Die Crayères, uralte tiefe Kreidekeller unter der Stadt Reims, bieten ein optimales Klima für das Reifen der edlen Schaumweine der Champagne.

Die Crayères, uralte tiefe Kreidekeller unter der Stadt Reims, bieten ein optimales Klima für das Reifen der edlen Schaumweine der Champagne.
© Ruinart

Blanc de Blancs: Champagner für Puristen

Reinsortig angelegte Champagner stellen eine Minderheit in der weltbesten Schaumweinherkunft der Welt dar. Und doch geht von ihnen eine spezielle Faszination aus. Die Côte des Blancs spielt hierbei eine besondere Rolle. Eine Verneigung vor einem der besten Chardonnay-Terroirs der Welt.

Erzeugt wird »Blanc de Blancs« wohl schon seit den Anfängen der Champagnerproduktion, explizit taucht dieser Begriff aber erst in den 20er-Jahren des letzten Jahrhunderts auf. Es ist der Winzer Eugène-Aimé Salon aus Le Mesnil-de-Oger, der sein Produkt als den »Weißen aus den Weißen« auf der Etikette bezeichnet. Vor allem in den Pariser Nachtclubs feiert dieser Champagner seine Erfolge; kein Wunder, dass diese Idee in den letzten hundert Jahren reichlich Nachahmer gefunden hat. Der Begriff Blanc de Blancs bezeichnet in der Champagne ein Produkt, das ausschließlich aus weißen Traubensorten hergestellt wurde, Pinot Noir oder Pinot Meslier sind von der Herstellung ausgeschlossen. Der aus diesen roten Sorten gewonnene weiße Champagner wird als »Blanc de Noirs« bezeichnet.
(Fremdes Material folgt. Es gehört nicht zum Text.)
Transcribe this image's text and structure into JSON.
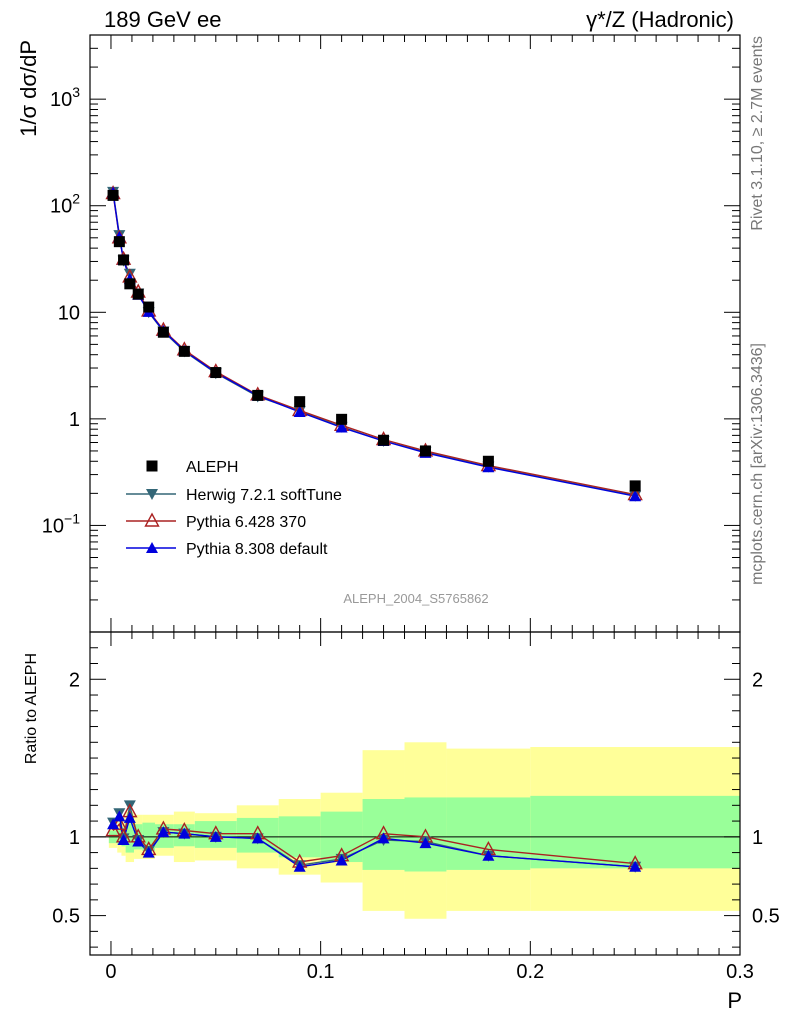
{
  "header": {
    "left": "189 GeV ee",
    "right": "γ*/Z (Hadronic)"
  },
  "side_labels": {
    "rivet": "Rivet 3.1.10, ≥ 2.7M events",
    "mcplots": "mcplots.cern.ch [arXiv:1306.3436]"
  },
  "analysis_label": "ALEPH_2004_S5765862",
  "colors": {
    "data": "#000000",
    "herwig": "#336677",
    "pythia6": "#aa2222",
    "pythia8": "#0000dd",
    "band_inner": "#99ff99",
    "band_outer": "#ffff99"
  },
  "chart_data": [
    {
      "type": "scatter",
      "panel": "main",
      "ylabel": "1/σ  dσ/dP",
      "xlim": [
        -0.01,
        0.3
      ],
      "ylim": [
        0.01,
        4000
      ],
      "yscale": "log",
      "y_tick_labels": [
        "10^-1",
        "1",
        "10",
        "10^2",
        "10^3"
      ],
      "x": [
        0.001,
        0.004,
        0.006,
        0.009,
        0.013,
        0.018,
        0.025,
        0.035,
        0.05,
        0.07,
        0.09,
        0.11,
        0.13,
        0.15,
        0.18,
        0.25
      ],
      "series": [
        {
          "name": "ALEPH",
          "style": "data",
          "values": [
            125,
            46,
            31,
            18.5,
            14.8,
            11.2,
            6.5,
            4.3,
            2.72,
            1.66,
            1.45,
            0.99,
            0.63,
            0.5,
            0.4,
            0.235
          ]
        },
        {
          "name": "Herwig 7.2.1 softTune",
          "style": "herwig",
          "values": [
            135,
            53,
            30.5,
            23,
            15,
            10,
            6.6,
            4.3,
            2.68,
            1.62,
            1.18,
            0.84,
            0.62,
            0.49,
            0.356,
            0.19
          ]
        },
        {
          "name": "Pythia 6.428 370",
          "style": "pythia6",
          "values": [
            130,
            50,
            31.5,
            21.5,
            15.5,
            10.3,
            6.8,
            4.45,
            2.78,
            1.68,
            1.2,
            0.87,
            0.64,
            0.5,
            0.365,
            0.195
          ]
        },
        {
          "name": "Pythia 8.308 default",
          "style": "pythia8",
          "values": [
            133,
            51,
            31,
            20.5,
            14.6,
            10.1,
            6.7,
            4.35,
            2.72,
            1.65,
            1.16,
            0.83,
            0.62,
            0.48,
            0.352,
            0.188
          ]
        }
      ],
      "legend_placement": "bottom-left"
    },
    {
      "type": "line",
      "panel": "ratio",
      "xlabel": "P",
      "ylabel": "Ratio to ALEPH",
      "xlim": [
        -0.01,
        0.3
      ],
      "ylim": [
        0.25,
        2.3
      ],
      "x_tick_labels": [
        "0",
        "0.1",
        "0.2",
        "0.3"
      ],
      "y_tick_labels": [
        "0.5",
        "1",
        "2"
      ],
      "reference": 1,
      "x": [
        0.001,
        0.004,
        0.006,
        0.009,
        0.013,
        0.018,
        0.025,
        0.035,
        0.05,
        0.07,
        0.09,
        0.11,
        0.13,
        0.15,
        0.18,
        0.25
      ],
      "series": [
        {
          "name": "Herwig 7.2.1 softTune",
          "style": "herwig",
          "values": [
            1.09,
            1.15,
            0.99,
            1.2,
            0.98,
            0.91,
            1.03,
            1.02,
            1.0,
            0.99,
            0.82,
            0.86,
            0.98,
            0.97,
            0.88,
            0.81
          ]
        },
        {
          "name": "Pythia 6.428 370",
          "style": "pythia6",
          "values": [
            1.04,
            1.08,
            1.0,
            1.16,
            1.0,
            0.92,
            1.05,
            1.04,
            1.02,
            1.02,
            0.84,
            0.88,
            1.02,
            1.0,
            0.92,
            0.83
          ]
        },
        {
          "name": "Pythia 8.308 default",
          "style": "pythia8",
          "values": [
            1.08,
            1.13,
            0.98,
            1.12,
            0.97,
            0.9,
            1.03,
            1.02,
            1.0,
            0.99,
            0.81,
            0.85,
            0.99,
            0.96,
            0.88,
            0.81
          ]
        }
      ],
      "band": {
        "edges": [
          -0.001,
          0.003,
          0.005,
          0.007,
          0.011,
          0.015,
          0.021,
          0.03,
          0.04,
          0.06,
          0.08,
          0.1,
          0.12,
          0.14,
          0.16,
          0.2,
          0.3
        ],
        "inner_low": [
          0.96,
          0.95,
          0.94,
          0.9,
          0.92,
          0.91,
          0.93,
          0.94,
          0.93,
          0.9,
          0.87,
          0.84,
          0.79,
          0.78,
          0.79,
          0.8
        ],
        "inner_high": [
          1.04,
          1.05,
          1.06,
          1.1,
          1.08,
          1.09,
          1.08,
          1.08,
          1.1,
          1.12,
          1.13,
          1.16,
          1.24,
          1.25,
          1.25,
          1.26
        ],
        "outer_low": [
          0.93,
          0.9,
          0.88,
          0.84,
          0.86,
          0.86,
          0.88,
          0.84,
          0.85,
          0.8,
          0.76,
          0.71,
          0.53,
          0.48,
          0.53,
          0.53
        ],
        "outer_high": [
          1.07,
          1.1,
          1.12,
          1.16,
          1.14,
          1.14,
          1.14,
          1.16,
          1.15,
          1.2,
          1.24,
          1.28,
          1.55,
          1.6,
          1.56,
          1.57
        ]
      }
    }
  ]
}
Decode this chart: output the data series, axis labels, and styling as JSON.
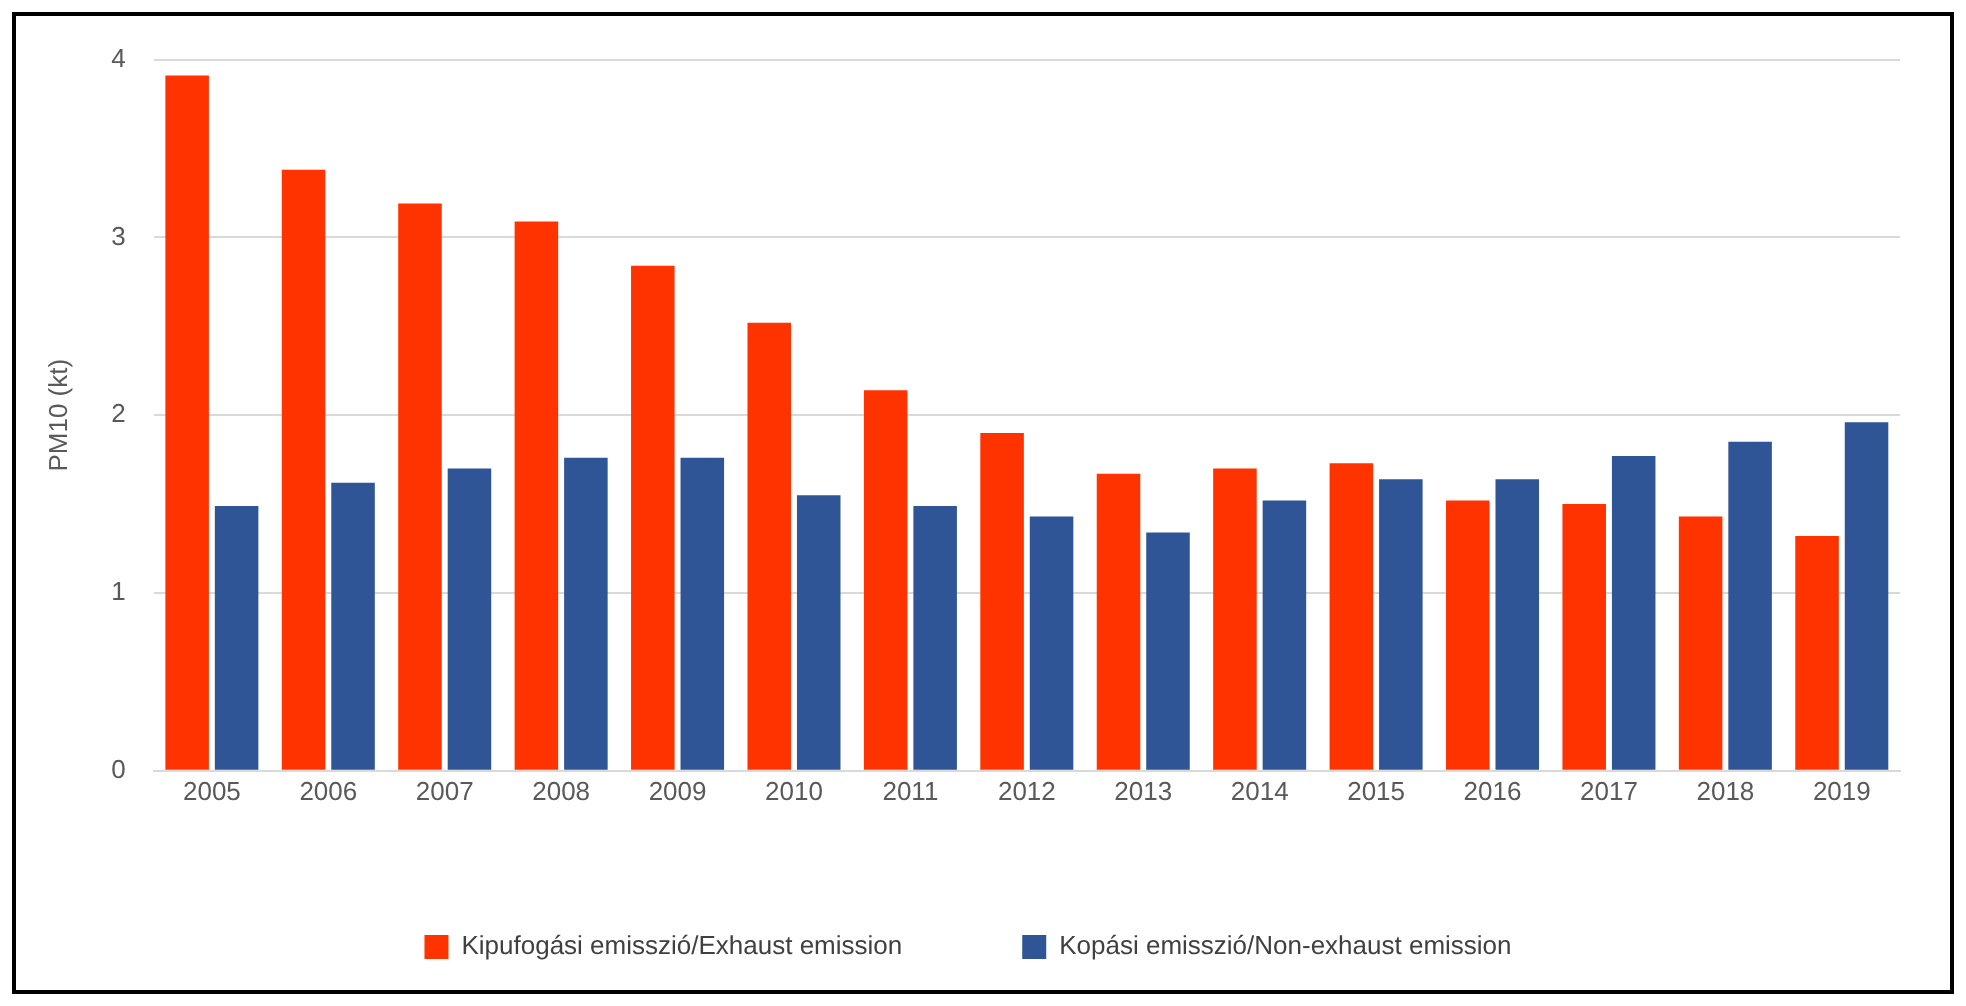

Bis zum Jahr 1980 durften für einen Blanc de Blancs alle für Champagner zulässige weißen Sorten verwendet werden, seither ist als einzige die Chardonnay-Traube vorgesehen. 

Es gibt denn heute auch nur mehr einige wenige Champagner, bei denen der Chardonnay mit Basisweinen aus anderen weißen Sorten vermählt wird. Diese sind zwar Blanc de Blancs, dürfen als solche aber nicht gekennzeichnet werden. So etwa im Falle der Cuvée Quattuor (IV) von Drappier in Urville, wo ein Viertel Chardonnay mit je einem Viertel Arbanne, Blanc Vrai und Petit Meslier einen Brut-Champagner ergibt, den das Haus augenzwinkernd als «Blanc de Quatre Blancs» etikettiert. Selbstverständlich ist es auch heute nicht verboten, reinsortige Champagner aus den anderen zulässigen Weißweinsorten herzustellen. Wie etwa Champagne Pierre Trichets »Cuvée 1333« oder ­Champagne Michel Furdynas »La Romane« aus je 100 Prozent Pinot Blanc. Nur ein winziger Anteil (0,3 % oder 90 ha) der Champagner-Rebfläche entfällt auf die weißen Raritäten, man findet sie am ehesten im Süden in der Côte des Bar. Vier Hektar Petit Meslier (wie den ultrararen Duval-Leroy Précieuses Parcelles Petit Meslier), und je drei Hektar Arbanne und Pinot Gris lassen erahnen, wie gering die Chancen stehen, diesen weißen Trauben reinsortig zu begegnen. Arbanne zu 100 Prozent gibt es noch bei Noel Leblond-Lenoir in Buxeuil, sehr empfehlenswert, allerdings wegen der Rarität auch kostspielig ist die Cuvée BAM! von Champagne Tarlant aus 50 Prozent Petit Meslier, 25 Prozent Pinot Blanc und 25 Prozent Arbanne.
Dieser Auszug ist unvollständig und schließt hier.